Fox framed the goal in blunt terms, saying the aim is to make sure agent systems do not descend into anarchy. The funding call asks for work on four areas: sandboxes and testbeds, the network science of how agent groups behave, the infrastructure agents use to identify and trust each other, and methods to oversee and control deployed systems.

Anthropic's Zero-Trust Approach to Agent Deployment

Other labs are publishing their own safeguards in parallel.

Anthropic has released deployment guidelines based on zero-trust principles borrowed from cybersecurity. Zero trust assumes that no part of a system is automatically safe and that a breach is bound to happen, so every action is checked rather than trusted by default.

Applied to agents, this means treating each agent's requests with suspicion, limiting what any single agent can access, and designing for the case where one agent is compromised. It is a defensive posture meant to contain damage rather than assume good behavior.

What This Means for Business Readers

The practical takeaway is to watch the trust layer, not just the capability.

For a business adopting AI agents, the lesson is that the technology is moving faster than the safety research around it. DeepMind itself says a real field of multi-agent safety does not exist yet, which is a candid admission that the guardrails are still being built.

That gap argues for caution when letting agents act on their own or take orders from other agents, especially around payments, data access, and external communication.
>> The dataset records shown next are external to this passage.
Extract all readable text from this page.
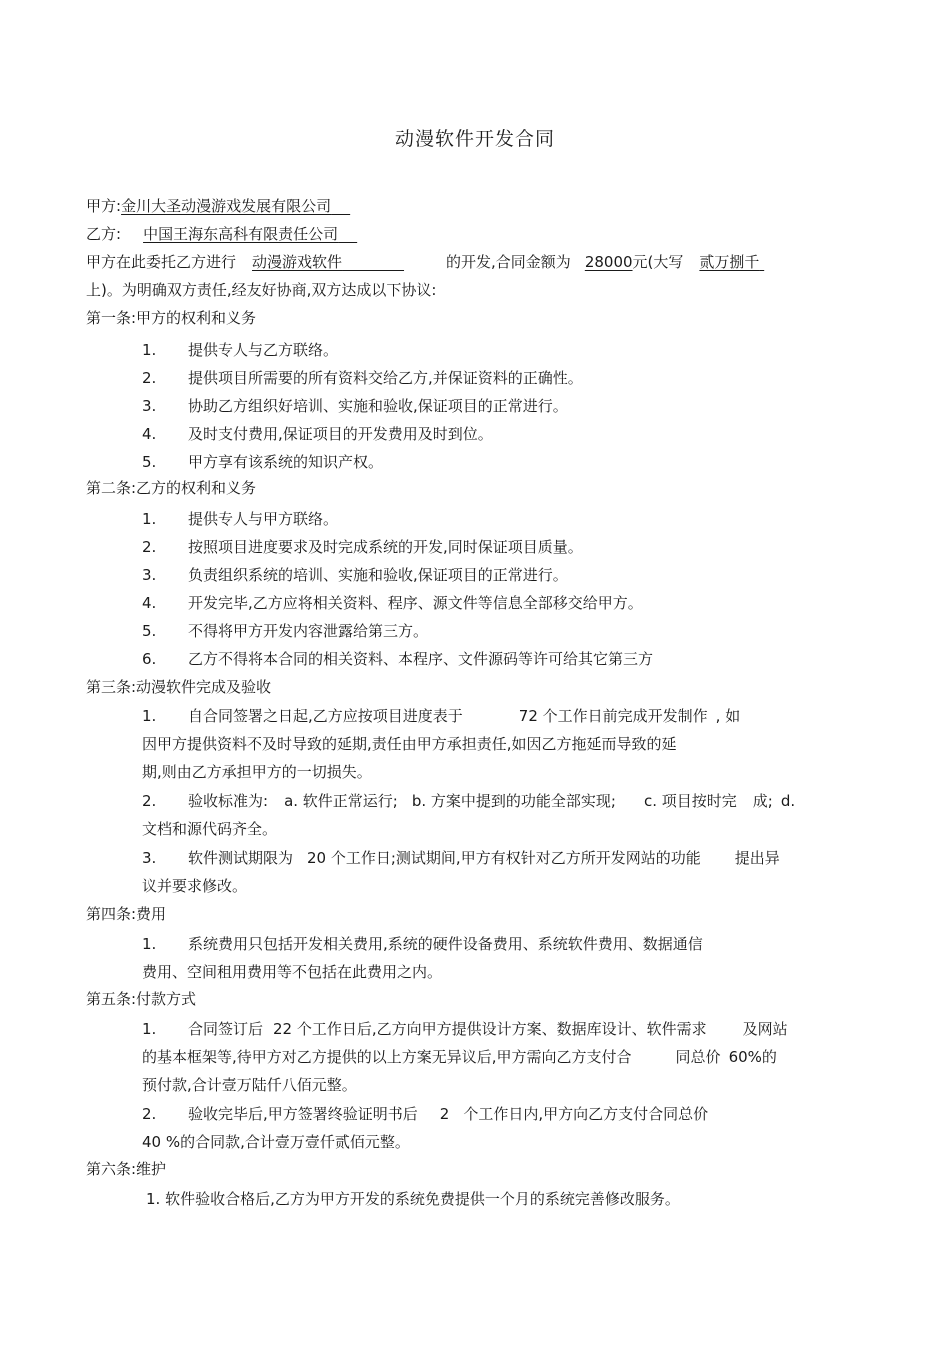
动漫软件开发合同
甲方:金川大圣动漫游戏发展有限公司
乙方: 中国王海东高科有限责任公司
甲方在此委托乙方进行 动漫游戏软件	的开发,合同金额为 28000元(大写 贰万捌千
上)。为明确双方责任,经友好协商,双方达成以下协议:
第一条:甲方的权利和义务
1. 提供专人与乙方联络。
2. 提供项目所需要的所有资料交给乙方,并保证资料的正确性。
3. 协助乙方组织好培训、实施和验收,保证项目的正常进行。
4. 及时支付费用,保证项目的开发费用及时到位。
5. 甲方享有该系统的知识产权。
第二条:乙方的权利和义务
1. 提供专人与甲方联络。
2. 按照项目进度要求及时完成系统的开发,同时保证项目质量。
3. 负责组织系统的培训、实施和验收,保证项目的正常进行。
4. 开发完毕,乙方应将相关资料、程序、源文件等信息全部移交给甲方。
5. 不得将甲方开发内容泄露给第三方。
6. 乙方不得将本合同的相关资料、本程序、文件源码等许可给其它第三方
第三条:动漫软件完成及验收
1. 自合同签署之日起,乙方应按项目进度表于	72 个工作日前完成开发制作 , 如
因甲方提供资料不及时导致的延期,责任由甲方承担责任,如因乙方拖延而导致的延
期,则由乙方承担甲方的一切损失。
2. 验收标准为: a. 软件正常运行; b. 方案中提到的功能全部实现; c. 项目按时完 成; d.
文档和源代码齐全。
3. 软件测试期限为 20 个工作日;测试期间,甲方有权针对乙方所开发网站的功能 提出异
议并要求修改。
第四条:费用
1. 系统费用只包括开发相关费用,系统的硬件设备费用、系统软件费用、数据通信
费用、空间租用费用等不包括在此费用之内。
第五条:付款方式
1. 合同签订后 22 个工作日后,乙方向甲方提供设计方案、数据库设计、软件需求 及网站
的基本框架等,待甲方对乙方提供的以上方案无异议后,甲方需向乙方支付合	同总价 60%的
预付款,合计壹万陆仟八佰元整。
2. 验收完毕后,甲方签署终验证明书后 2 个工作日内,甲方向乙方支付合同总价
40 %的合同款,合计壹万壹仟贰佰元整。
第六条:维护
1. 软件验收合格后,乙方为甲方开发的系统免费提供一个月的系统完善修改服务。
The funding call, with proposals due August 8, 2026, signals that identity, reputation, and oversight tools for agent ecosystems are the areas to track over the next year.

Frequently Asked Questions

What is Google DeepMind funding and how much?

DeepMind, with Schmidt Sciences, ARIA, the Cooperative AI Foundation, and Google.org, opened a $10 million funding call for research into the safety of millions of AI agents interacting with each other online.

Why is interaction between many agents seen as risky?

Agents now act without human oversight and follow instructions from other agents. At the scale of millions, that creates risks like automated fraud, hijacked agents spreading as malware, and coordinated cyberattacks that move at machine speed.

What solution do the researchers propose?

They favor realistic sandbox simulations, deploying agents in controlled environments to observe group behavior before real-world use, alongside work on agent identity, reputation, and oversight tools.

What is the zero-trust approach mentioned?

Zero trust is a security idea that assumes no system component is automatically safe and that breaches are inevitable. Anthropic has published agent deployment guidance built on this principle, checking every action rather than trusting agents by default.

When is the deadline to apply for the funding?

Applications for the research funding call close on August 8, 2026, covering sandboxes, agent network science, agent infrastructure, and oversight and control.

The coalition's message is that millions of autonomous agents are arriving faster than the science to keep them safe, and the $10 million fund is an early attempt to close that gap. For businesses, the area to watch is the trust and oversight layer that decides what agents are allowed to do on their own.